Hey B...I have that same loco, and I thought it ran pretty well out of the box too. I haven't put it in a consist yet. That was a good idea to try a different decoder in there. If my decoder fails, I might also try the DH123, especially since you are pretty happy with it! Thanks for the info!

Chad


----------



## Komodo (Jun 28, 2010)

thats a nice locomotive, for me bachmann is fine. ( i know people are going to be like wtf are you talking about, well i will explain) I'm only on a 4x7 layout with no dcc and my b23-7 conrail engine ( made by bachmann) is only going to pull around 7 to 9 cars max.


----------



## dozer (Jan 2, 2010)

Komodo said:


> thats a nice locomotive, for me bachmann is fine. ( i know people are going to be like wtf are you talking about, well i will explain) I'm only on a 4x7 layout with no dcc and my b23-7 conrail engine ( made by bachmann) is only going to pull around 7 to 9 cars max.

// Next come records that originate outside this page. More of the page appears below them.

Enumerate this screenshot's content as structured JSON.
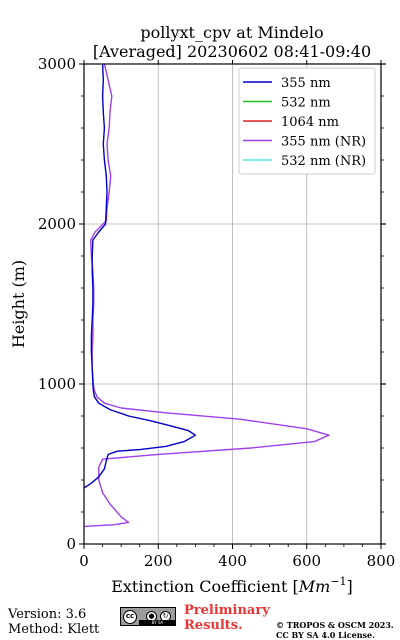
{
  "chart_data": {
    "type": "line",
    "title_line1": "pollyxt_cpv at Mindelo",
    "title_line2": "[Averaged] 20230602 08:41-09:40",
    "xlabel": "Extinction Coefficient [",
    "xlabel_unit": "Mm",
    "xlabel_exp": "−1",
    "xlabel_close": "]",
    "ylabel": "Height (m)",
    "xlim": [
      0,
      800
    ],
    "ylim": [
      0,
      3000
    ],
    "xticks": [
      0,
      200,
      400,
      600,
      800
    ],
    "yticks": [
      0,
      1000,
      2000,
      3000
    ],
    "grid": true,
    "legend_position": "top-right",
    "legend": [
      {
        "name": "355 nm",
        "color": "#0000cc"
      },
      {
        "name": "532 nm",
        "color": "#22bb22"
      },
      {
        "name": "1064 nm",
        "color": "#dd2222"
      },
      {
        "name": "355 nm (NR)",
        "color": "#a040ee"
      },
      {
        "name": "532 nm (NR)",
        "color": "#55e8d8"
      }
    ],
    "series": [
      {
        "name": "355 nm",
        "color": "#0000cc",
        "points": [
          [
            0,
            350
          ],
          [
            20,
            380
          ],
          [
            40,
            420
          ],
          [
            55,
            470
          ],
          [
            60,
            520
          ],
          [
            65,
            560
          ],
          [
            90,
            580
          ],
          [
            150,
            590
          ],
          [
            220,
            610
          ],
          [
            270,
            640
          ],
          [
            300,
            680
          ],
          [
            280,
            710
          ],
          [
            230,
            740
          ],
          [
            180,
            770
          ],
          [
            120,
            800
          ],
          [
            70,
            840
          ],
          [
            40,
            880
          ],
          [
            28,
            920
          ],
          [
            25,
            960
          ],
          [
            24,
            1000
          ],
          [
            22,
            1100
          ],
          [
            20,
            1200
          ],
          [
            20,
            1300
          ],
          [
            22,
            1400
          ],
          [
            24,
            1500
          ],
          [
            24,
            1600
          ],
          [
            22,
            1700
          ],
          [
            22,
            1800
          ],
          [
            24,
            1900
          ],
          [
            40,
            1950
          ],
          [
            58,
            2000
          ],
          [
            60,
            2100
          ],
          [
            62,
            2200
          ],
          [
            60,
            2300
          ],
          [
            55,
            2400
          ],
          [
            52,
            2500
          ],
          [
            55,
            2600
          ],
          [
            52,
            2700
          ],
          [
            50,
            2800
          ],
          [
            52,
            2900
          ],
          [
            50,
            3000
          ]
        ]
      },
      {
        "name": "355 nm (NR)",
        "color": "#a040ee",
        "points": [
          [
            0,
            110
          ],
          [
            40,
            115
          ],
          [
            80,
            120
          ],
          [
            120,
            135
          ],
          [
            100,
            170
          ],
          [
            70,
            250
          ],
          [
            50,
            320
          ],
          [
            40,
            400
          ],
          [
            40,
            480
          ],
          [
            50,
            530
          ],
          [
            200,
            560
          ],
          [
            450,
            600
          ],
          [
            620,
            640
          ],
          [
            660,
            680
          ],
          [
            600,
            720
          ],
          [
            420,
            780
          ],
          [
            220,
            820
          ],
          [
            100,
            850
          ],
          [
            55,
            880
          ],
          [
            35,
            920
          ],
          [
            28,
            960
          ],
          [
            25,
            1000
          ],
          [
            22,
            1100
          ],
          [
            22,
            1200
          ],
          [
            24,
            1300
          ],
          [
            24,
            1400
          ],
          [
            26,
            1500
          ],
          [
            26,
            1600
          ],
          [
            24,
            1700
          ],
          [
            20,
            1800
          ],
          [
            18,
            1900
          ],
          [
            30,
            1950
          ],
          [
            60,
            2020
          ],
          [
            62,
            2100
          ],
          [
            68,
            2200
          ],
          [
            72,
            2300
          ],
          [
            65,
            2400
          ],
          [
            62,
            2500
          ],
          [
            68,
            2600
          ],
          [
            70,
            2700
          ],
          [
            75,
            2800
          ],
          [
            65,
            2900
          ],
          [
            60,
            2950
          ],
          [
            55,
            3000
          ]
        ]
      }
    ]
  },
  "footer": {
    "version": "Version: 3.6",
    "method": "Method: Klett",
    "preliminary_line1": "Preliminary",
    "preliminary_line2": "Results.",
    "preliminary_color": "#ee3333",
    "copyright_line1": "© TROPOS & OSCM 2023.",
    "copyright_line2": "CC BY SA 4.0 License.",
    "cc_icon": "cc-icon",
    "by_icon": "by-icon",
    "sa_icon": "sa-icon",
    "cc_strip": "BY SA"
  }
}
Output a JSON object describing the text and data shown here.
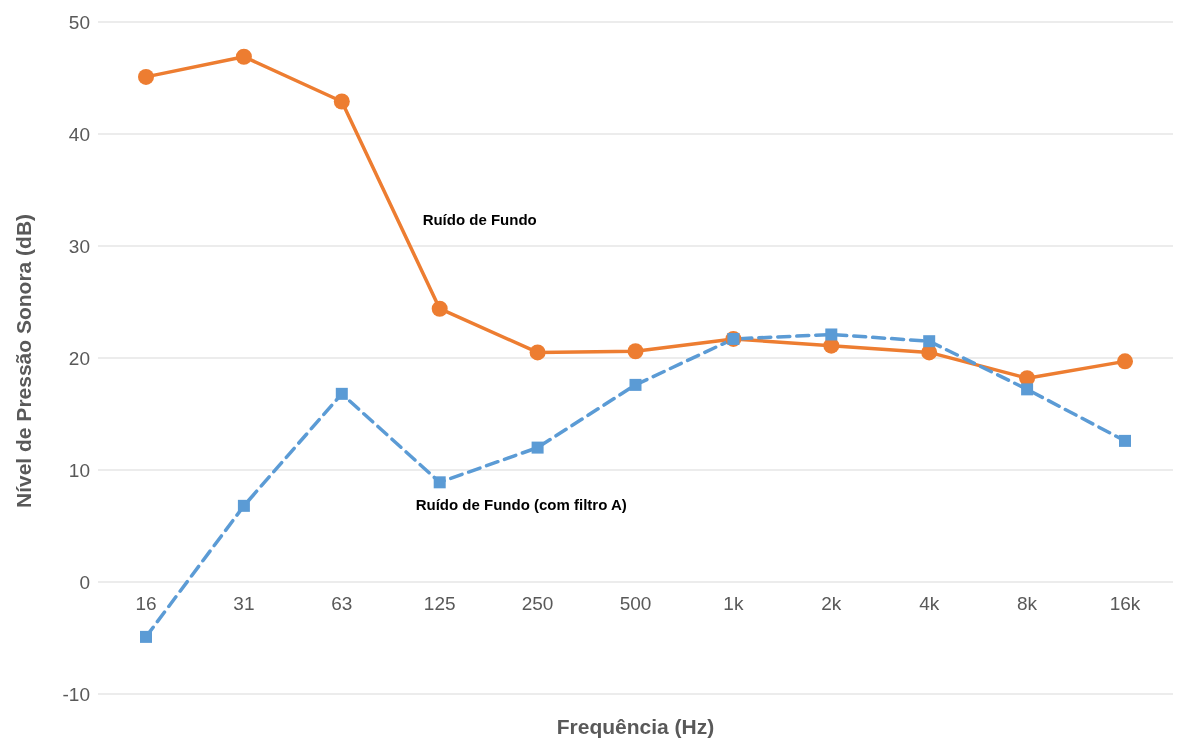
{
  "chart_data": {
    "type": "line",
    "xlabel": "Frequência (Hz)",
    "ylabel": "Nível de Pressão Sonora (dB)",
    "categories": [
      "16",
      "31",
      "63",
      "125",
      "250",
      "500",
      "1k",
      "2k",
      "4k",
      "8k",
      "16k"
    ],
    "series": [
      {
        "name": "Ruído de Fundo",
        "color": "#ed7d31",
        "marker": "circle",
        "line_style": "solid",
        "values": [
          45.1,
          46.9,
          42.9,
          24.4,
          20.5,
          20.6,
          21.7,
          21.1,
          20.5,
          18.2,
          19.7
        ]
      },
      {
        "name": "Ruído de Fundo (com filtro A)",
        "color": "#5b9bd5",
        "marker": "square",
        "line_style": "dashed",
        "values": [
          -4.9,
          6.8,
          16.8,
          8.9,
          12.0,
          17.6,
          21.7,
          22.1,
          21.5,
          17.2,
          12.6
        ]
      }
    ],
    "ylim": [
      -10,
      50
    ],
    "yticks": [
      -10,
      0,
      10,
      20,
      30,
      40,
      50
    ],
    "grid": "y",
    "legend": false
  }
}
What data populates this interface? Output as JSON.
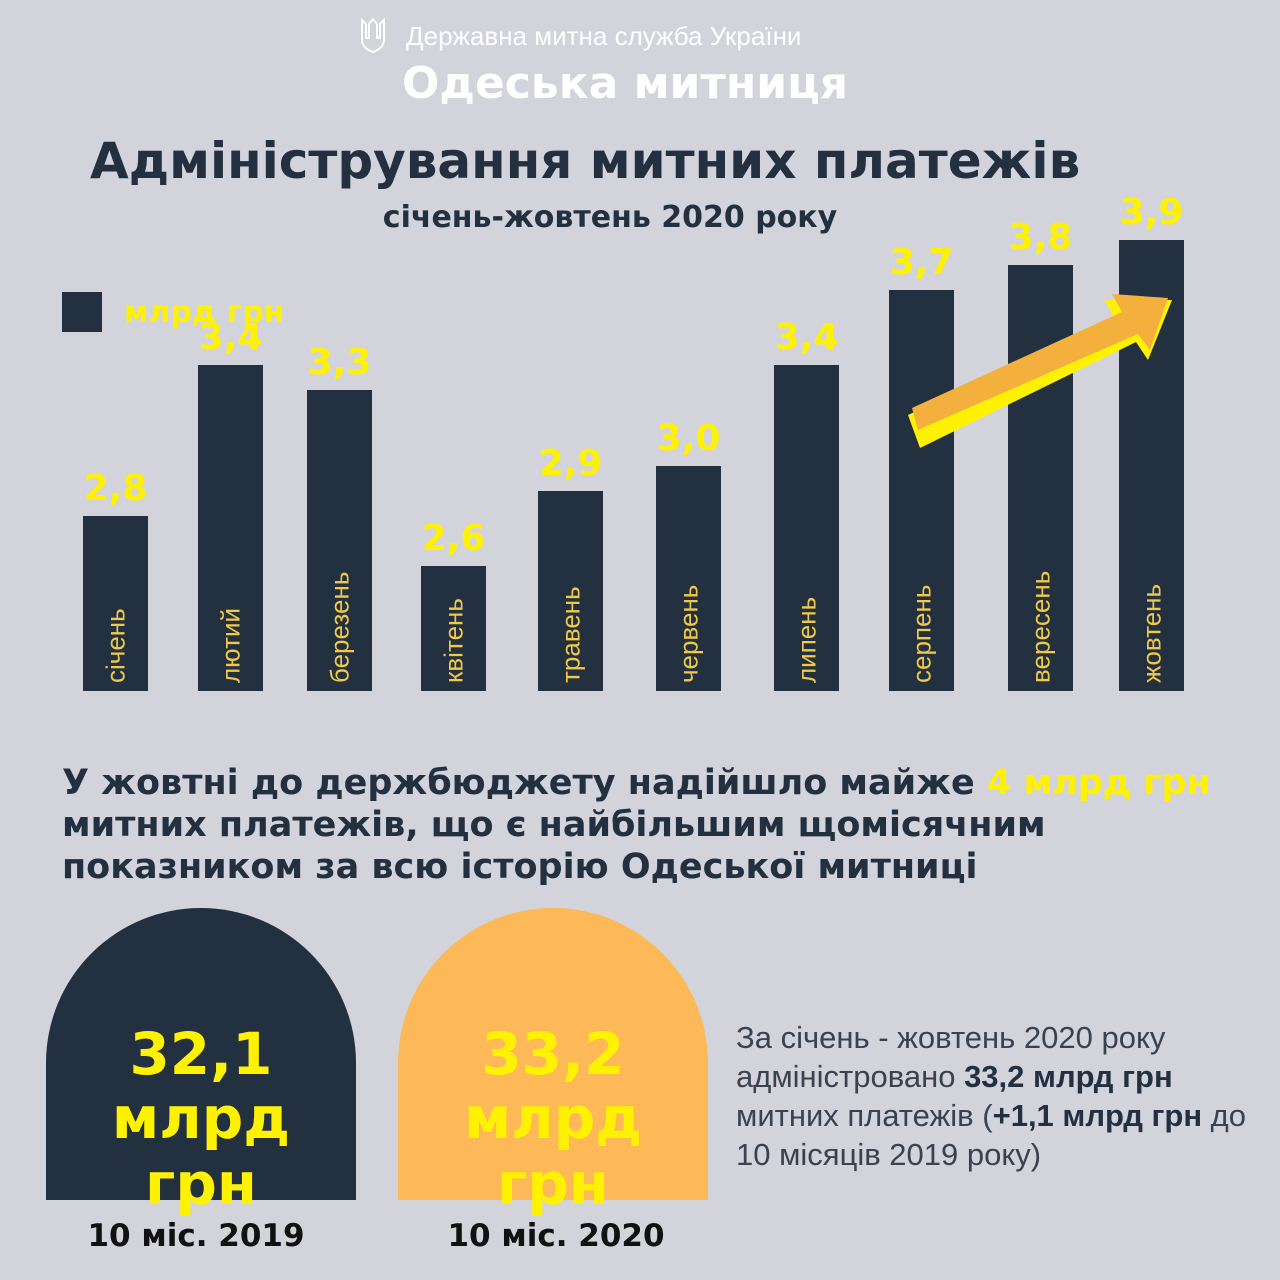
{
  "header": {
    "agency": "Державна митна служба України",
    "office": "Одеська митниця",
    "emblem_icon": "trident-icon"
  },
  "chart_data": {
    "type": "bar",
    "title": "Адміністрування митних платежів",
    "subtitle": "січень-жовтень 2020 року",
    "legend": "млрд грн",
    "categories": [
      "січень",
      "лютий",
      "березень",
      "квітень",
      "травень",
      "червень",
      "липень",
      "серпень",
      "вересень",
      "жовтень"
    ],
    "values": [
      2.8,
      3.4,
      3.3,
      2.6,
      2.9,
      3.0,
      3.4,
      3.7,
      3.8,
      3.9
    ],
    "value_labels": [
      "2,8",
      "3,4",
      "3,3",
      "2,6",
      "2,9",
      "3,0",
      "3,4",
      "3,7",
      "3,8",
      "3,9"
    ],
    "ylim": [
      2.1,
      3.9
    ],
    "annotation": "upward-trend-arrow",
    "colors": {
      "bar": "#22303f",
      "label": "#fff200",
      "arrow": "#f4b03c"
    }
  },
  "headline": {
    "part1": "У жовтні до держбюджету надійшло майже ",
    "highlight": "4 млрд грн",
    "part2": " митних платежів, що є найбільшим щомісячним показником за всю історію Одеської митниці"
  },
  "comparison": [
    {
      "value": "32,1",
      "unit": "млрд грн",
      "caption": "10 міс. 2019",
      "color": "#22303f"
    },
    {
      "value": "33,2",
      "unit": "млрд грн",
      "caption": "10 міс. 2020",
      "color": "#fdb957"
    }
  ],
  "summary": {
    "t1": "За січень - жовтень 2020 року адміністровано ",
    "b1": "33,2 млрд грн",
    "t2": " митних платежів (",
    "b2": "+1,1 млрд грн",
    "t3": " до 10 місяців 2019 року)"
  }
}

 I actually bought two bachmann dcc diesels recently and am quite surprised how well they really do run. On both of them I had to let them run at near full speed for about 20 minutes before they started quieting down and smoothing out. I disassembled the trucks and regreased them. Now they're quiet, and they really do pull good. I did the mod to the factory decoder before even running them and so maybe that's why they work out so good.


----------



## tankist (Jun 11, 2009)

bachmans are good, quiet runners. heck, even non spectrum model i used to have, ran very well (later AWD one.), the detail is just a ted behind but worth the money.
what they don't do well is decoders (I forgot who they subcontracted that). i seen 2 so far, both would randomly forget settings and addresses. as soon as i plugged DH123 all was good. IMHO one will need to factor in cost of replacement decoder.


----------



## Komodo (Jun 28, 2010)

tankist said:


> bachmans are good, quiet runners. heck, even non spectrum model i used to have, ran very well (later AWD one.), the detail is just a ted behind but worth the money.
> _*what they don't do well is decoders*_ (I forgot who they subcontracted that). i seen 2 so far, both would randomly forget settings and addresses. as soon as i plugged DH123 all was good. IMHO one will need to factor in cost of replacement decoder.


and turnouts, i bought a turnout at a hobby store that was broken right out of the box!


----------



## Bman (Aug 24, 2010)

I agree 100% with the decoders in Bachmann DCC locos being sub par. As for the locos themselves, I have a 4% incline and I think it slows down on the incline a little more than the other engines I have...but it was also much less expensive. I will have to try a nice long run in period with mine, not that is runs horrible but it might help it out.


----------